Friday, May 15, 2009

One Step


I used to drink a lot. For the first decade or so, it was fun. I drank at parties with friends, we would stay up drinking after work, drink at band practice and gigs, drink at the river, get hammered in the graveyard or park, and it was usually in excess, but it was a crowded excess. It's a downhill tale from there, but by the time it was all over, my preferred drinking companion had become myself and my excesses had become my shame. I realize that this blog is no stranger to exaggeration, but I am actually making a conservative guess by saying I was drinking a fifth of liquor and at least twelve beers almost every single day, usually mixing some pills with it; so it really didn't surprise me when , one night in 2005, I started throwing up blood.
It was red at first, then it turned black with red pieces and at that point I knew I was going to die, and soon.

I actually had to think about it. It was my choice. Did I want to live or did I want to die?

What an absurd, hateful question.

In an ironic twist, I live directly across the street from a hospital, but I owed that facility a large sum of money from a drunken injury earlier that year and I knew that I'd probably die while they reviewed my financial records; so my new-found will to live gave me the strength to drive to a nearby hospital, where I walked into the ER and vomited my guts out. What was left of them, anyway.

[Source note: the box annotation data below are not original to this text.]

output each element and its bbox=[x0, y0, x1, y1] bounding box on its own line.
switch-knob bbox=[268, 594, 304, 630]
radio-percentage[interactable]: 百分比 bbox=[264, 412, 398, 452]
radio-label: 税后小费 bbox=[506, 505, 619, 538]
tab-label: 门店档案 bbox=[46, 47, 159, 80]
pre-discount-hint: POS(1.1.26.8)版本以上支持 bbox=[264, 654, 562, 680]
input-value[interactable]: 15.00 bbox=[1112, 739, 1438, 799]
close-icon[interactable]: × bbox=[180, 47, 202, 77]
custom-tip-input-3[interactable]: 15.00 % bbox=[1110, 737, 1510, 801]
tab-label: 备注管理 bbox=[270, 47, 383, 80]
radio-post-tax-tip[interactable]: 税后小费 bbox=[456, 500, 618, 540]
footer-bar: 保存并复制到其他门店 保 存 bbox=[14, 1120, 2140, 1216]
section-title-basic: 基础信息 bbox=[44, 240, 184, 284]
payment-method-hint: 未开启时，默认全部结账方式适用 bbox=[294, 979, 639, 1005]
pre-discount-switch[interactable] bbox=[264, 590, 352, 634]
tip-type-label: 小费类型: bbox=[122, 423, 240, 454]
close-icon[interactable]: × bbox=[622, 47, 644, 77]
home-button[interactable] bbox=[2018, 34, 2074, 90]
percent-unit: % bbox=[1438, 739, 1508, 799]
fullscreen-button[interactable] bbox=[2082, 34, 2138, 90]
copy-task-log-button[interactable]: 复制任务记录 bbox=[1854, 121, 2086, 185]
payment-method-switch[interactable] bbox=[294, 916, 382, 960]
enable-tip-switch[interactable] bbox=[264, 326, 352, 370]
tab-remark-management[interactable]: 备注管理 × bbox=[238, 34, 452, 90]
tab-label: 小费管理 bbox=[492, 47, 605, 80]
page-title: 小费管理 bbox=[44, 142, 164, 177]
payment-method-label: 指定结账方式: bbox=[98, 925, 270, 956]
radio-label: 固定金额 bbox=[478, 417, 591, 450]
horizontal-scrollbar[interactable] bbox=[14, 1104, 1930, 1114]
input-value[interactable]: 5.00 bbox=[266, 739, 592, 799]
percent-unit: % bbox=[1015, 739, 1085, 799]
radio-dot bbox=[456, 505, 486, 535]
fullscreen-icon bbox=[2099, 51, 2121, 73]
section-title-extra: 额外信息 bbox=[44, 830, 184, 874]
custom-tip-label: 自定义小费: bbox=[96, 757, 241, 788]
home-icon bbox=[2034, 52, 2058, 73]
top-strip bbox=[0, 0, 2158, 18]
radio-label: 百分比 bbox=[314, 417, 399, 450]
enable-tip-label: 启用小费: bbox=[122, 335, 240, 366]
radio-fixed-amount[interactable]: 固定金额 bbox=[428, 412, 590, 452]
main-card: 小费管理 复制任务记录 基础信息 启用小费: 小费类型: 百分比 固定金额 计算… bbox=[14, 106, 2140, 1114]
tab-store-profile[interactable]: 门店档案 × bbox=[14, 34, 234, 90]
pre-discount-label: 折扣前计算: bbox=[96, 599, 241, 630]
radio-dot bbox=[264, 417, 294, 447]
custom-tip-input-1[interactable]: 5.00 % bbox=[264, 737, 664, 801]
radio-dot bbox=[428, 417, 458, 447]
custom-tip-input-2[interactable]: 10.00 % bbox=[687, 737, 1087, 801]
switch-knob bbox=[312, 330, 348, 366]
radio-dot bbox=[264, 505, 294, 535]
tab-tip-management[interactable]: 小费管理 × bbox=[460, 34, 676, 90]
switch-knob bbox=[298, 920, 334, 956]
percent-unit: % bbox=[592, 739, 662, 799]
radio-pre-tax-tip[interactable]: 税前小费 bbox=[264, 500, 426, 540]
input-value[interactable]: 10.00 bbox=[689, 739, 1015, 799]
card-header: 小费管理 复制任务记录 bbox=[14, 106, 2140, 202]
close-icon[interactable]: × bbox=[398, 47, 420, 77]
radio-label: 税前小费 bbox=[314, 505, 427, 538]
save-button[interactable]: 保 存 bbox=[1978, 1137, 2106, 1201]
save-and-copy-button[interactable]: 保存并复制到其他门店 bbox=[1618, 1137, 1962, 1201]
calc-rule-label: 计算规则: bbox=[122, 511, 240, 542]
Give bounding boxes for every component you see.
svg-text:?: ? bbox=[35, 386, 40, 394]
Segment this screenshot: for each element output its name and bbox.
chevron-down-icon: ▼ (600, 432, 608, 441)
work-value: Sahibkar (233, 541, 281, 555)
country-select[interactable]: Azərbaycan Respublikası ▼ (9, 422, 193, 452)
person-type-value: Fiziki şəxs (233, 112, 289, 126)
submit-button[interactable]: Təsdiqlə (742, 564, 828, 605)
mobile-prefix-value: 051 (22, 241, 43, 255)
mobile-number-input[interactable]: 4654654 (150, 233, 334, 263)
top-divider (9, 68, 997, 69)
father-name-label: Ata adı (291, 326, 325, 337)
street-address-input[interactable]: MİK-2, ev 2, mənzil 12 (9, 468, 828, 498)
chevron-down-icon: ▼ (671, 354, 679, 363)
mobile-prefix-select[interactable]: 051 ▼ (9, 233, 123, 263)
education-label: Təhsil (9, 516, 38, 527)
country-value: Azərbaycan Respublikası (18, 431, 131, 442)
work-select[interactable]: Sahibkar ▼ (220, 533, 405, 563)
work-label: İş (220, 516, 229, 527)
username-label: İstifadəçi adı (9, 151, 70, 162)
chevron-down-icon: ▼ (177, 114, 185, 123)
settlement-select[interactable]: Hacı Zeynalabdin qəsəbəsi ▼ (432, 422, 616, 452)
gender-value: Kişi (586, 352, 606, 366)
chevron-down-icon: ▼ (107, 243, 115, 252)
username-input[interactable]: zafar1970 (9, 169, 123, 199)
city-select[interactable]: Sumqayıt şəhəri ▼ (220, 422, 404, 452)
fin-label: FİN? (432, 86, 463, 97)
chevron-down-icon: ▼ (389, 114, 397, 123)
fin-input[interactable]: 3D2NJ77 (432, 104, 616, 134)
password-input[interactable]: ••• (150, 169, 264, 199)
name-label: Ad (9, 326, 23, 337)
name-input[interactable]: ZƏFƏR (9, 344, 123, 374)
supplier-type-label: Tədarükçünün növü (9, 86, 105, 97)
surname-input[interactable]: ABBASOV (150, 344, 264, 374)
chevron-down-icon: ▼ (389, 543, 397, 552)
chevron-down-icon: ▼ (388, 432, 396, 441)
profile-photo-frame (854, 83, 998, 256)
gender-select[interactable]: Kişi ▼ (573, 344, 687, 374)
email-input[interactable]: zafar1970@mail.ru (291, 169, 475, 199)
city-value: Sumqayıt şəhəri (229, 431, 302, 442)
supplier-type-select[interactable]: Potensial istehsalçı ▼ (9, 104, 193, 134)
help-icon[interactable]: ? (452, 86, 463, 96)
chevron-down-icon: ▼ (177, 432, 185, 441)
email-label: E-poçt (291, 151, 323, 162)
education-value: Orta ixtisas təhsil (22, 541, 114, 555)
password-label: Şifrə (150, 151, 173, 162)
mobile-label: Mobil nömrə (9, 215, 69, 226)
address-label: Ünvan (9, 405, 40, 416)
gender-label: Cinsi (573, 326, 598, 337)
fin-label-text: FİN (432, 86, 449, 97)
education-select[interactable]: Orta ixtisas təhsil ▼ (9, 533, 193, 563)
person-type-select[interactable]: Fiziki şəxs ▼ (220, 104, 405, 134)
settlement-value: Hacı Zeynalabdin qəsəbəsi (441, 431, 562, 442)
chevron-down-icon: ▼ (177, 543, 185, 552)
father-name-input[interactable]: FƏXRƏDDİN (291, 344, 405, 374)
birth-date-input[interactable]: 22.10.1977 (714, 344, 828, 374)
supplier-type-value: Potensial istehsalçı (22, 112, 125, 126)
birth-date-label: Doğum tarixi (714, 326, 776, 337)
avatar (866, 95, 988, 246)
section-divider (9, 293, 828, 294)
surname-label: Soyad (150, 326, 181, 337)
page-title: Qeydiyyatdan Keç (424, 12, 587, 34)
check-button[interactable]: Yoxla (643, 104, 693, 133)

Two days later I woke up in intensive care and was told that my chances of survival weren't especially high. I don't remember the transfusions, convulsions and surgeries, but I know that I had them. From time to time someone would stop in and ask me questions such 'do you ever feel depressed' or 'do you ever think about suicide'- what, did they think I drank myself to death as an expression of life-affirming optimism? Plus, I was in the hospital and hospitals always make me depressed.

Anyway, after six days, their charity expired and I was sent home, accompanied by dire predictions that I would drink again, and really soon.

That is not going to happen. I have a "one-step" program:

1)Don't die.
The easiest way for me to not die is to not drink, so drinking is out. Pretty simple and so far it's been working because since 2005 , I've had all my triggers pulled at least once: my grandmother and my cousin both died, I've had several job losses for no cause and am facing another loss now, and I'm still nursing a broken heart that refuses to settle down.

And I'm sitting here alone on Friday night, blogging about being sad.

But it could be worse.

I could be drunk.

4 comments:

NYD said...

I often feel as if drinking is a way for us to abuse ourselves so badly that life looks good after we've sobered up.

That's like hitting yourself in the head with a 2x4 for about an hour or so just to enjoy the feeling of satisfaction once the assault ceases.

yellowdog granny said...

im not only glad your not dead..im gloriously head over heels with joy..

citizen of the world said...

Sadness is part of life. That's not a platitude - just saying that I have had too much experience with it. But dying? You only get to do that once. I'm glad you're opting for life.

angel said...

And again, your determination not to die impresses me!